Liceo meninju udara untuk melampiaskan kekesalannya. Ujian dalam hidupnya bertubi-tubi datang silih berganti. Perceraiannya dengan sang mantan istri, yang baru hitungan jam menikah.

Lalu, sang mommy kini mendesaknya agar segera menikah kembali. Yang lebih membuatnya pusing adalah masalah yang dibuat sendiri olehnya, yaitu tentang tragedinya dengan Lareina.

Kini dia sedang berusaha untuk meyakinkan gadis itu agar mau memaafkannya dan juga menerima pertanggungjawaban darinya.

“Ceo, kau masih di sini? Bagaimana keadaan gadis itu?” Suara Masimma mengejutkan Liceo.

“Oma. Ah, dia sudah siuman, tapi dia masih menangis.” Liceo menunduk.

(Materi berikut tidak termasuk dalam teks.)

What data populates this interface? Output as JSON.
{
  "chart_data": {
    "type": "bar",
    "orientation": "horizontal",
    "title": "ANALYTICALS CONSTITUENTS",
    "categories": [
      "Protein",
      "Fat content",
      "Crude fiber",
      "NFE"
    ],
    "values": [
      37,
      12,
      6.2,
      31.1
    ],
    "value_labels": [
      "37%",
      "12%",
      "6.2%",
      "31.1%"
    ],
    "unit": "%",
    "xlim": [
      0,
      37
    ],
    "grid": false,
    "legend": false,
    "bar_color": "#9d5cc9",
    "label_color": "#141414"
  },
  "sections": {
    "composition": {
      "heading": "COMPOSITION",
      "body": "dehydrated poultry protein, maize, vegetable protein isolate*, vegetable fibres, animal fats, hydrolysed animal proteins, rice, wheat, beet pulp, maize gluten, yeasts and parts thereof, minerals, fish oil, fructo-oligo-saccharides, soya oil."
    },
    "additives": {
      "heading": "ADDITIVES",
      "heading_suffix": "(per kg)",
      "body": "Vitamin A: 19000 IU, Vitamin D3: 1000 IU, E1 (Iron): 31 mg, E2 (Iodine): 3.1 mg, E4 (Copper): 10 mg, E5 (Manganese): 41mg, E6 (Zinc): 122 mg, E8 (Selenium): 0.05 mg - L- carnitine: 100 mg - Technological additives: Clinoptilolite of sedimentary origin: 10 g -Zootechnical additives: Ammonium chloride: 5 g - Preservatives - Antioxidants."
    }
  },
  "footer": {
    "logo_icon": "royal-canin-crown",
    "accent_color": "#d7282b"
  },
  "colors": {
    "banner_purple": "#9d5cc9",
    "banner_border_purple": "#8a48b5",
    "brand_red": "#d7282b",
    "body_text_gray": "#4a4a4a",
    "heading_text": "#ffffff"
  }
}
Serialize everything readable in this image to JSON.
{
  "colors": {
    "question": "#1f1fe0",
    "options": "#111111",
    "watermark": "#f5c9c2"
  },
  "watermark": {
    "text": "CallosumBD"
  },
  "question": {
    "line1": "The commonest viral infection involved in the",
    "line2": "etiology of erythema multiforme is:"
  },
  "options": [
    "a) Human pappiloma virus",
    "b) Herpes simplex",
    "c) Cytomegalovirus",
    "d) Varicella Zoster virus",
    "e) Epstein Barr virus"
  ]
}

Masimma menatap iba sang cucu. Dia memeluk dan membelai kepalanya dengan penuh kasih sayang. “Nanti oma akan berbicara padanya, tapi kau berhutang penjelasan pada oma.”

Liceo hanya mengangguk. Dia sudah lemas untuk mengeluarkan suara. Masimma melepaskan pelukannya dan menatap lekat wajah kusam sang cucu.

“Pergilah jika kau ingin pergi untuk menenangkan pikiranmu.”

“Baik, Oma, terima kasih.” Liceo mencium kedua pipi sang oma, lalu berlalu pergi.

Setelah kepergian sang cucu, Masimma masuk ke dalam kamar. Di sana terlihat Lareina yang sedang memeluk lutut sambil terisak. Bahunya terguncang.

‘Aku belum tahu apa yang sebenarnya terjadi antara cucuku dengan gadis ini, tapi apapun permasalahannya, aku akan tetap mendukung cucuku.’